Dodatkowo, warto zwrócić uwagę na fakt, iż chociażby Gross wiele swoich tez wysnuł z relacji świadków, albo, co ważniejsze, z dokumentacji śledztwa i procesu nad zbrodniarzami z Jedwabnego. I do dzisiaj stoi pod pręgierzem na razie werbalnych zarzutów (chociaż on swoim paplaniem na część zarzutów zasłużył, poza tym jeden ze świadków prawdopodobnie go okłamał, czy też bazował on na jego fałszywych zeznaniach. Jednak powoływał się na większe ich grono). Więc, przyjmijmy hipotezę, iż opisujemy nowy mord na Żydach dokonany przez Polaków. Próbujemy o tym pisać i mówić - tym samym czy nie narażamy się na ryzyko procesu karnego, skoro Grossa (pomimo tego, iż oparł się na dokumentacji postępowania i na relacjach świadków - raz jeszcze to powtarzam) do dzisiaj się ściga i piętnuje? Czy nie istnieje prawdopodobieństwo, iż omawiane regulacje tworzone są pod takich jak on? Przecież jego pracę się podważa od początku do końca, słyszałem wiele głosów namawiających do postawienia go przed sądem. Czy nie chodzi o to, aby wśród badaczy zasiać strach? Dodatkowo, jeśli prezes IPN nie uznaje wielokrotnie przebadanych wyników śledztwa prokuratury IPN (3 razy podchodzono do sprawy mordu w Jedwabnem, teraz szykuje się 4 podejście), to w praktyce kiedy będziemy mieli do czynienia z przebadanym i potwierdzonym mordem, po 40 iteracjach? Po 40 kolejnych procesach? Czyli najwcześniej kiedy, za 200 lat? Do tego czasu ani słowa, bo mord jest oficjalnie niepotwierdzony i ciągle procesowany?

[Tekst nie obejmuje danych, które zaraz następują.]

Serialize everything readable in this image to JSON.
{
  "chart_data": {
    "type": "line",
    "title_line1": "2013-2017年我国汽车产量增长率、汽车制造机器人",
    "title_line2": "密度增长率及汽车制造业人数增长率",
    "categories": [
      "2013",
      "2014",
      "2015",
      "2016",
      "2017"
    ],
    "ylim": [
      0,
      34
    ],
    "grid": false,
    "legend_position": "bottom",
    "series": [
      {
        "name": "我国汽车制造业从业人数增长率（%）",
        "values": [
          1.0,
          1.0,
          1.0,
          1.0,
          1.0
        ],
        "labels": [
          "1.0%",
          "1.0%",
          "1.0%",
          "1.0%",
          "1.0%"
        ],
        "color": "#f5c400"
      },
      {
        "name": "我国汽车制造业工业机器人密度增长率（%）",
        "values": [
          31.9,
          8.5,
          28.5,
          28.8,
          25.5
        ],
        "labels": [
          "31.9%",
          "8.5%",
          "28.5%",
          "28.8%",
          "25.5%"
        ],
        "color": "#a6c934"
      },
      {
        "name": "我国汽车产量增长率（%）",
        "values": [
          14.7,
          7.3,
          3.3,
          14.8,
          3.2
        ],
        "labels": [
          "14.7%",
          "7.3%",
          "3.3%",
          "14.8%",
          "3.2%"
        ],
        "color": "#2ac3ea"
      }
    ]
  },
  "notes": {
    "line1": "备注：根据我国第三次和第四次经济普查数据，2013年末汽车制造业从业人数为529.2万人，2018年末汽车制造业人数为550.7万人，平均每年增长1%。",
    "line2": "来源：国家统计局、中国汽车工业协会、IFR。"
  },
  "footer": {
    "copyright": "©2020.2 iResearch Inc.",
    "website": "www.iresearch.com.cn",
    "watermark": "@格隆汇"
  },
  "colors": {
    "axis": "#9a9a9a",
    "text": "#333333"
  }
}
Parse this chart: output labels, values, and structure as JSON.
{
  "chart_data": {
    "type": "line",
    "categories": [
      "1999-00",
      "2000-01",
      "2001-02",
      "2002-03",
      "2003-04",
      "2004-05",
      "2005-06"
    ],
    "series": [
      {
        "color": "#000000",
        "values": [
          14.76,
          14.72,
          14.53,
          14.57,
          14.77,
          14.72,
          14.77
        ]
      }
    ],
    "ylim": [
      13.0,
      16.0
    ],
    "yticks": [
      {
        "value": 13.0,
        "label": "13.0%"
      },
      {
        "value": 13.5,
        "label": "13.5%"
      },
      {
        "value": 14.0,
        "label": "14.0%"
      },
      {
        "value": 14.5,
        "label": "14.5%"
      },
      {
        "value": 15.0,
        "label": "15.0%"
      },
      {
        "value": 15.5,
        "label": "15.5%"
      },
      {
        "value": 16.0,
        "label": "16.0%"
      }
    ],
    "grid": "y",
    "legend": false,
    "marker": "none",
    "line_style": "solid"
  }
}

O postępowaniu Izraela: no to na ostro się kręci.

Ciekawe dyskusje:
Polacy wydali lub zabili 80-90% żydów uciekających przed Niemcami -The Telegraph
i Apel Ziemkiewicza: wznówmy ekshumację w Jedwabnem zablokowaną przez Żydów

#polska #historia #polityka #izrael #zydzi #iiwojnaswiatowa #4konserwy #neuropa
  • 4
@szurszur: tak, według mnie tak. Według mnie intencje, które stały za częścią proponowanych regulacji są nieczyste. (Jaki próbuje być sprytny, a jaki Jaki jest - każdy widzi). Chociaż obiema rękoma podpisuję się za karaniem za "pol.... obozy śmierci", pozostałe zapisy budzą moje wątpliwości. Nie tylko moje zresztą, reakcja Izraela (a nawet naszych sojuszników z US itd.), jakby to powiedzieć, jest zbieżna i bardzo głośna, właśnie z uwagi na próbę tuszowania współodpowiedzialności
@HaHard: Moim zdaniem istnieje bład jaki popełniaja rzadzacy. Otaczaja się prawicowymi historykami, robią czystki w IPN i słyszac tylko ich odrzucają głosy umiarkowanych.
Niestety jezeli historyk deklaruje sie jako narodowiec ( w przypadku zadeklarowania sie na skrajnej lewicy tez tak bywa ale to inny temat) to on zaczyna juz dzialac tak, ze chce udowadniac tezy pod ideoologia. Jego poglady uderzaja w jego obiektywizm.
Tak jest na Ukrainie z nacjonalista Wjatrowyczem.